En 2024, plusieurs plaintes ont été déposées contre un homme d'une quarantaine d'années dans les communes de Saint-Christol-lez-Alès, Anduze et Boisset-et-Gaujac. Des victimes, toutes enfants, ont dénoncé des faits de viol, de tentative de viol ainsi que d'agression sexuelle. Cette affaire est actuellement sous le regard attentif d'une information judiciaire, menée par le juge d'instruction du tribunal judiciaire d’Alès.
Un appel devant la chambre de l’instruction de Nîmes
Le procureur de la République d’Alès, Abdelkrim Grini, a déclaré : "Cette affaire pourrait relever de la cour criminelle départementale, compétente pour juger des crimes passibles de 15 à 20 ans de réclusion. Ainsi, la juridiction d’Alès conserve le dossier pour poursuivre l'instruction. Si l’affaire était plus grave, elle aurait été transmise au pôle criminel du tribunal de Nîmes."
Sans entrer dans les détails, le procureur résume la situation : "Le suspect, mis en examen, est incarcéré depuis 18 mois, ayant été placé en détention provisoire en octobre 2024."

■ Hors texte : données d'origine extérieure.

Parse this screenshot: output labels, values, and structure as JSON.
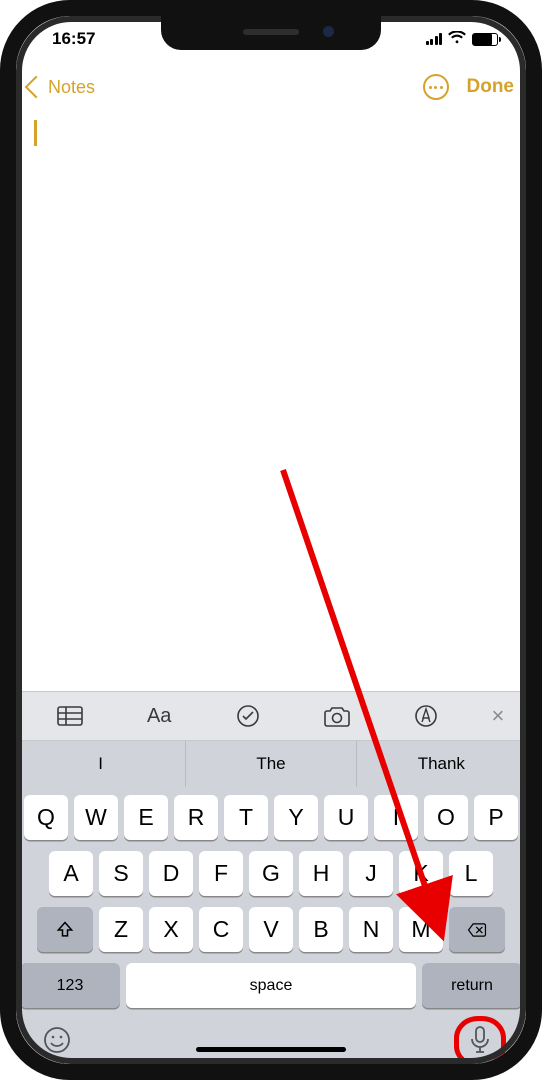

Lors d'une audience tenue le 14 avril dernier, le juge des libertés a examiné la situation de détention. L’avocat de la défense, Me Joris Numa, a plaidé pour une libération. Selon lui, "la détention est une exception. Mon client nie les faits et des solutions peuvent être envisagées pour son hébergement ailleurs. Son casier judiciaire est vierge et un contrôle judiciaire pourrait être mis en place."
Pour le parquet, la situation est différente : "Le risque de récidive est conséquent, et il pourrait y avoir des pressions sur les témoins. Nous devons garantir que le juge d'instruction puisse mener ses investigations sans entrave, d'où la demande de maintien en détention."
Conformément au procureur, la détention provisoire a été renouvelée. L’avocat Numa a annoncé son intention d'interjeter appel : "Nous allons saisir la chambre de l'instruction de la cour d'appel de Nîmes pour présenter nos arguments."
La cour criminelle départementale va siéger à Alès dès cet automne
Le procureur Grini et le président du tribunal d’Alès, Simon Lanes, ont exprimé leur satisfaction : "Après plusieurs mois de discussions, nous avons obtenu l'accord du parquet général pour tenir des audiences de la cour criminelle départementale."
Désormais, certaines affaires de viol dans le département pourront être jugées à Alès dès cet automne, avec potentiellement des renforts de magistrats de Nîmes pour soutenir la charge judiciaire.